Trump infrastructure rush risks cybersecurity disaster
Construction work signs are stacked against a fence in Miami-Dade County in 2015. Photo: Joe Raedle / Getty Images
President Trump's infrastructure plan encourages states to "incorporate new and evolving technologies" into their proposals, but does not require any form of cybersecurity for those technologies. Experts say that might set states on the path to disaster.
The bottom line: "These plans are not just about putting down pavement. 21st century infrastructure is networked," said Richard Harknett, a University of Cincinnati professor that recently served as scholar-in-residence at the NSA and U.S. Cyber Command.
Flashback: Criminals have already wreaked havoc on current, less-networked infrastructure. In 2016, an attacker installed ransomware on the San Francisco Municipal Railway. As a result, the public transit system was unable to charge for rides for a weekend.
Details: Trump has touted his $200 billion infrastructure plan as a mechanism to generate more than a trillion dollars in investment. The Trump proposal includes a $100 billion incentive program rewarding proposals "incorporat[ing] new and evolving technologies." There is no requirement to evaluate the cybersecurity of any new technology used.
Advantages of modern infrastructure: The state-of-the-art in infrastructure uses data to become more efficient. Take transit for example:
- Sensors will pick up data on things like congestion or weather, allowing for big data analysis to help optimize traffic by changing traffic light patterns.
- Cars will communicate with traffic lights and signs to help drivers know when to stop.
- There will be benefits to traffic, safety, fuel efficiency, and noise.
Yes, but: "Cities do a lot of functionality testing to make sure things work right, but do very little security testing," said Caesar Cerrudo, chief technology officer for the security firm IOActive. Cerrudo is known for showing how to hack traffic light sensors already in use by many large American cities.
- If hackers are able to tinker with any aspects of a smart system, they can more than negate any safety or efficiency boost.
- Such tinkering could also trick sensors and manipulate traffic flows through intersections.
- A cleverly constructed series of traffic jams, for example, could do serious harm to an economy.
- Toying with weather sensors could cause a system to suggest caution during a perfectly sunny day or, worse, not suggest caution during a freeze.

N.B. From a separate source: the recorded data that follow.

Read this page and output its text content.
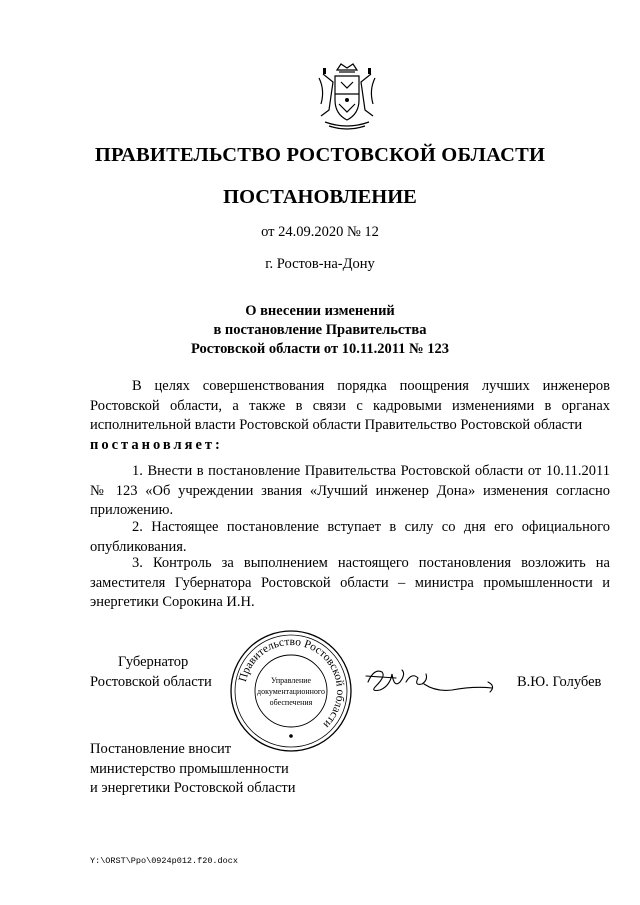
ПРАВИТЕЛЬСТВО РОСТОВСКОЙ ОБЛАСТИ
ПОСТАНОВЛЕНИЕ
от 24.09.2020 № 12
г. Ростов-на-Дону
О внесении изменений
в постановление Правительства
Ростовской области от 10.11.2011 № 123
В целях совершенствования порядка поощрения лучших инженеров Ростовской области, а также в связи с кадровыми изменениями в органах исполнительной власти Ростовской области Правительство Ростовской области
постановляет:
1. Внести в постановление Правительства Ростовской области от 10.11.2011 № 123 «Об учреждении звания «Лучший инженер Дона» изменения согласно приложению.
2. Настоящее постановление вступает в силу со дня его официального опубликования.
3. Контроль за выполнением настоящего постановления возложить на заместителя Губернатора Ростовской области – министра промышленности и энергетики Сорокина И.Н.
Губернатор
Ростовской области	Правительство Ростовской области
Управление
документационного
обеспечения
В.Ю. Голубев
Постановление вносит
министерство промышленности
и энергетики Ростовской области
Y:\ORST\Ppo\0924p012.f20.docx
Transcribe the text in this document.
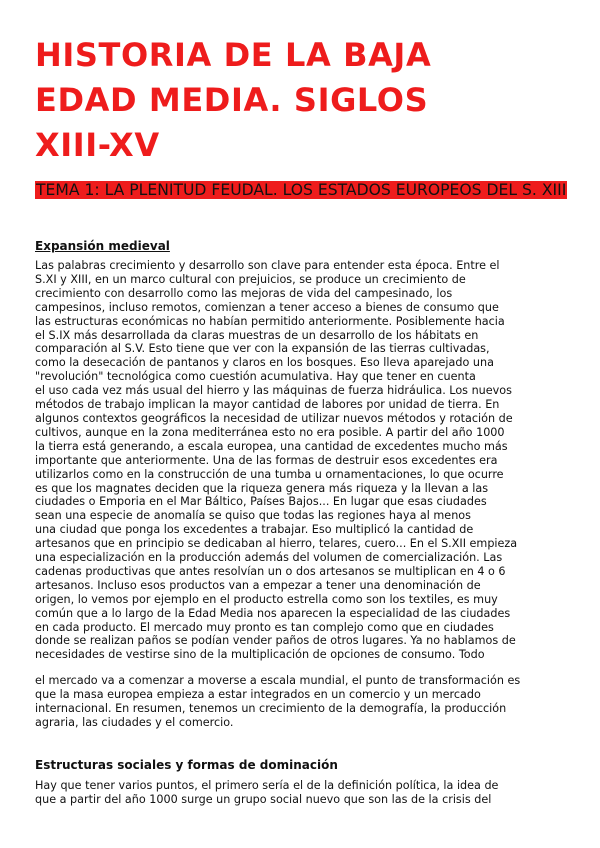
HISTORIA DE LA BAJA
EDAD MEDIA. SIGLOS
XIII-XV
TEMA 1: LA PLENITUD FEUDAL. LOS ESTADOS EUROPEOS DEL S. XIII
Expansión medieval
Las palabras crecimiento y desarrollo son clave para entender esta época. Entre el
S.XI y XIII, en un marco cultural con prejuicios, se produce un crecimiento de
crecimiento con desarrollo como las mejoras de vida del campesinado, los
campesinos, incluso remotos, comienzan a tener acceso a bienes de consumo que
las estructuras económicas no habían permitido anteriormente. Posiblemente hacia
el S.IX más desarrollada da claras muestras de un desarrollo de los hábitats en
comparación al S.V. Esto tiene que ver con la expansión de las tierras cultivadas,
como la desecación de pantanos y claros en los bosques. Eso lleva aparejado una
"revolución" tecnológica como cuestión acumulativa. Hay que tener en cuenta
el uso cada vez más usual del hierro y las máquinas de fuerza hidráulica. Los nuevos
métodos de trabajo implican la mayor cantidad de labores por unidad de tierra. En
algunos contextos geográficos la necesidad de utilizar nuevos métodos y rotación de
cultivos, aunque en la zona mediterránea esto no era posible. A partir del año 1000
la tierra está generando, a escala europea, una cantidad de excedentes mucho más
importante que anteriormente. Una de las formas de destruir esos excedentes era
utilizarlos como en la construcción de una tumba u ornamentaciones, lo que ocurre
es que los magnates deciden que la riqueza genera más riqueza y la llevan a las
ciudades o Emporia en el Mar Báltico, Países Bajos... En lugar que esas ciudades
sean una especie de anomalía se quiso que todas las regiones haya al menos
una ciudad que ponga los excedentes a trabajar. Eso multiplicó la cantidad de
artesanos que en principio se dedicaban al hierro, telares, cuero... En el S.XII empieza
una especialización en la producción además del volumen de comercialización. Las
cadenas productivas que antes resolvían un o dos artesanos se multiplican en 4 o 6
artesanos. Incluso esos productos van a empezar a tener una denominación de
origen, lo vemos por ejemplo en el producto estrella como son los textiles, es muy
común que a lo largo de la Edad Media nos aparecen la especialidad de las ciudades
en cada producto. El mercado muy pronto es tan complejo como que en ciudades
donde se realizan paños se podían vender paños de otros lugares. Ya no hablamos de
necesidades de vestirse sino de la multiplicación de opciones de consumo. Todo
el mercado va a comenzar a moverse a escala mundial, el punto de transformación es
que la masa europea empieza a estar integrados en un comercio y un mercado
internacional. En resumen, tenemos un crecimiento de la demografía, la producción
agraria, las ciudades y el comercio.
Estructuras sociales y formas de dominación
Hay que tener varios puntos, el primero sería el de la definición política, la idea de
que a partir del año 1000 surge un grupo social nuevo que son las de la crisis del
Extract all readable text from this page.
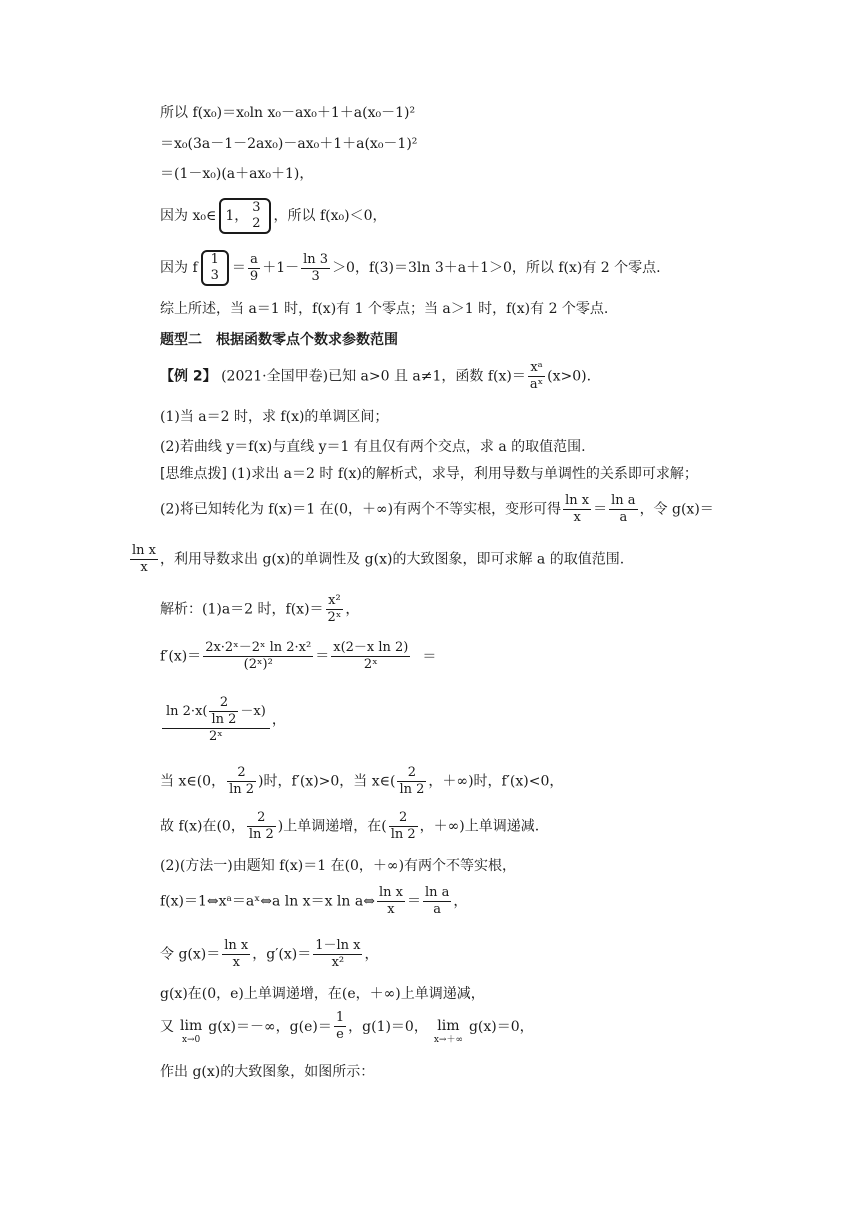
所以 f(x₀)＝x₀ln x₀－ax₀＋1＋a(x₀－1)²
＝x₀(3a－1－2ax₀)－ax₀＋1＋a(x₀－1)²
＝(1－x₀)(a＋ax₀＋1)，
因为 x₀∈ 1，
3
2 ，所以 f(x₀)＜0，
因为 f
1
$3 = \frac{a}{9} +1- \frac{\ln 3}{3} >0$，f(3)＝3ln 3＋a＋1＞0，所以 f(x)有 2 个零点.
综上所述，当 a＝1 时，f(x)有 1 个零点；当 a＞1 时，f(x)有 2 个零点.
题型二　根据函数零点个数求参数范围
【例 2】 (2021·全国甲卷)已知 a>0 且 a≠1，函数 $f(x)= \frac{\text{xᵃ}}{\text{aˣ}} (x>0)$.
(1)当 a＝2 时，求 f(x)的单调区间；
(2)若曲线 y＝f(x)与直线 y＝1 有且仅有两个交点，求 a 的取值范围.
[思维点拨] (1)求出 a＝2 时 f(x)的解析式，求导，利用导数与单调性的关系即可求解；
(2)将已知转化为 f(x)＝1 在(0，＋∞)有两个不等实根，变形可得 $\frac{\text{ln x}}{x} = \frac{\text{ln a}}{a}$ ，令 g(x)＝
$\frac{\text{ln x}}{x}$ ，利用导数求出 g(x)的单调性及 g(x)的大致图象，即可求解 a 的取值范围.
解析：(1)a＝2 时，$f(x)= \frac{\text{x²}}{\text{2ˣ}}$ ，
$f'(x)= \frac{\text{2x·2ˣ－2ˣ ln 2·x²}}{\text{(2ˣ)²}} = \frac{\text{x(2－x ln 2)}}{\text{2ˣ}}$ ＝
$\frac{\ln 2\cdot x( \frac{2}{\ln 2} -x)}{\text{2ˣ}}$ ，
当 x∈(0， $\frac{2}{\ln 2}$ )时，f′(x)>0，当 x∈( $\frac{2}{\ln 2}$ ，＋∞)时，f′(x)<0，
故 f(x)在(0， $\frac{2}{\ln 2}$ )上单调递增，在( $\frac{2}{\ln 2}$ ，＋∞)上单调递减.
(2)(方法一)由题知 f(x)＝1 在(0，＋∞)有两个不等实根，
f(x)＝1⇔xᵃ＝aˣ⇔a ln x＝x ln a⇔ $\frac{\text{ln x}}{x} = \frac{\text{ln a}}{a}$ ，
令 $g(x)= \frac{\text{ln x}}{x}$ ，$g'(x)= \frac{\text{1－ln x}}{\text{x²}}$ ，
g(x)在(0，e)上单调递增，在(e，＋∞)上单调递减，
又 lim
x→0
g(x)＝－∞，$g(e)= \frac{1}{e}$ ，g(1)＝0， lim
x→＋∞
g(x)＝0，
作出 g(x)的大致图象，如图所示：
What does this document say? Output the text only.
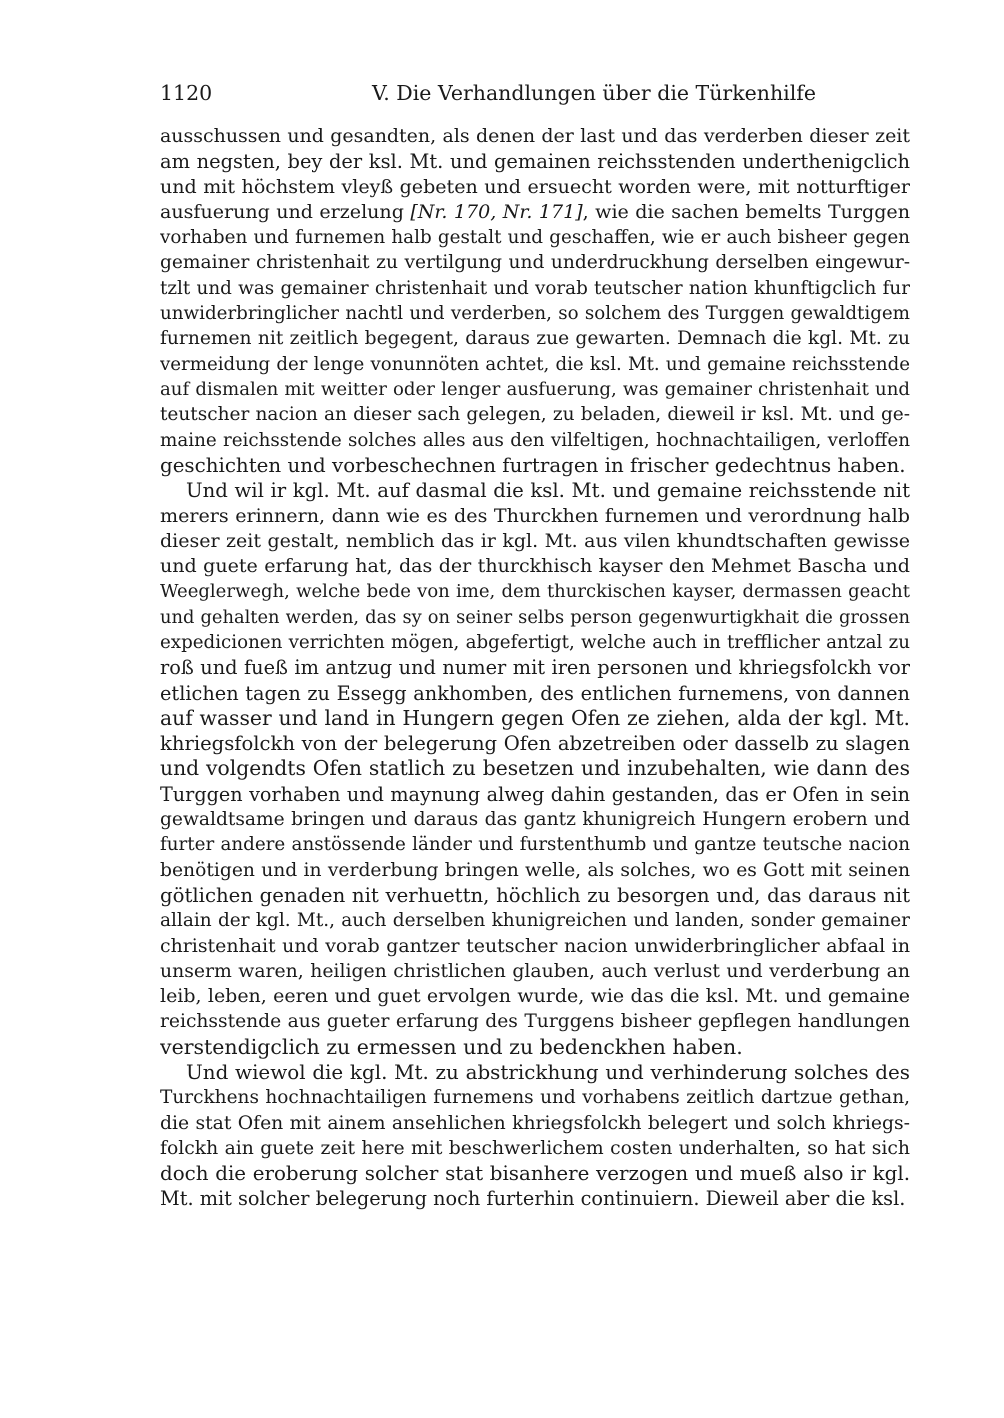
1120	V. Die Verhandlungen über die Türkenhilfe
ausschussen und gesandten, als denen der last und das verderben dieser zeit
am negsten, bey der ksl. Mt. und gemainen reichsstenden underthenigclich
und mit höchstem vleyß gebeten und ersuecht worden were, mit notturftiger
ausfuerung und erzelung [Nr. 170, Nr. 171], wie die sachen bemelts Turggen
vorhaben und furnemen halb gestalt und geschaffen, wie er auch bisheer gegen
gemainer christenhait zu vertilgung und underdruckhung derselben eingewur-
tzlt und was gemainer christenhait und vorab teutscher nation khunftigclich fur
unwiderbringlicher nachtl und verderben, so solchem des Turggen gewaldtigem
furnemen nit zeitlich begegent, daraus zue gewarten. Demnach die kgl. Mt. zu
vermeidung der lenge vonunnöten achtet, die ksl. Mt. und gemaine reichsstende
auf dismalen mit weitter oder lenger ausfuerung, was gemainer christenhait und
teutscher nacion an dieser sach gelegen, zu beladen, dieweil ir ksl. Mt. und ge-
maine reichsstende solches alles aus den vilfeltigen, hochnachtailigen, verloffen
geschichten und vorbeschechnen furtragen in frischer gedechtnus haben.
Und wil ir kgl. Mt. auf dasmal die ksl. Mt. und gemaine reichsstende nit
merers erinnern, dann wie es des Thurckhen furnemen und verordnung halb
dieser zeit gestalt, nemblich das ir kgl. Mt. aus vilen khundtschaften gewisse
und guete erfarung hat, das der thurckhisch kayser den Mehmet Bascha und
Weeglerwegh, welche bede von ime, dem thurckischen kayser, dermassen geacht
und gehalten werden, das sy on seiner selbs person gegenwurtigkhait die grossen
expedicionen verrichten mögen, abgefertigt, welche auch in trefflicher antzal zu
roß und fueß im antzug und numer mit iren personen und khriegsfolckh vor
etlichen tagen zu Essegg ankhomben, des entlichen furnemens, von dannen
auf wasser und land in Hungern gegen Ofen ze ziehen, alda der kgl. Mt.
khriegsfolckh von der belegerung Ofen abzetreiben oder dasselb zu slagen
und volgendts Ofen statlich zu besetzen und inzubehalten, wie dann des
Turggen vorhaben und maynung alweg dahin gestanden, das er Ofen in sein
gewaldtsame bringen und daraus das gantz khunigreich Hungern erobern und
furter andere anstössende länder und furstenthumb und gantze teutsche nacion
benötigen und in verderbung bringen welle, als solches, wo es Gott mit seinen
götlichen genaden nit verhuettn, höchlich zu besorgen und, das daraus nit
allain der kgl. Mt., auch derselben khunigreichen und landen, sonder gemainer
christenhait und vorab gantzer teutscher nacion unwiderbringlicher abfaal in
unserm waren, heiligen christlichen glauben, auch verlust und verderbung an
leib, leben, eeren und guet ervolgen wurde, wie das die ksl. Mt. und gemaine
reichsstende aus gueter erfarung des Turggens bisheer gepflegen handlungen
verstendigclich zu ermessen und zu bedenckhen haben.
Und wiewol die kgl. Mt. zu abstrickhung und verhinderung solches des
Turckhens hochnachtailigen furnemens und vorhabens zeitlich dartzue gethan,
die stat Ofen mit ainem ansehlichen khriegsfolckh belegert und solch khriegs-
folckh ain guete zeit here mit beschwerlichem costen underhalten, so hat sich
doch die eroberung solcher stat bisanhere verzogen und mueß also ir kgl.
Mt. mit solcher belegerung noch furterhin continuiern. Dieweil aber die ksl.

That doesn't mean it's not worth doing. Businesses have high hopes for replacing crumbling infrastructure that impedes national and international trade. "It's time to invest in a 21st century infrastructure, a system of infrastructures to support and grow a 21st century economy," said Tom Donohue, president of the U.S. Chamber of Commerce, at a speech in January.
But there are concerns to address: Cybersecurity experts say it's much cheaper and effective to address cybersecurity concerns before a major infrastructure project starts. "This is the time to address it, before the shovels hit the ground," said Harknett.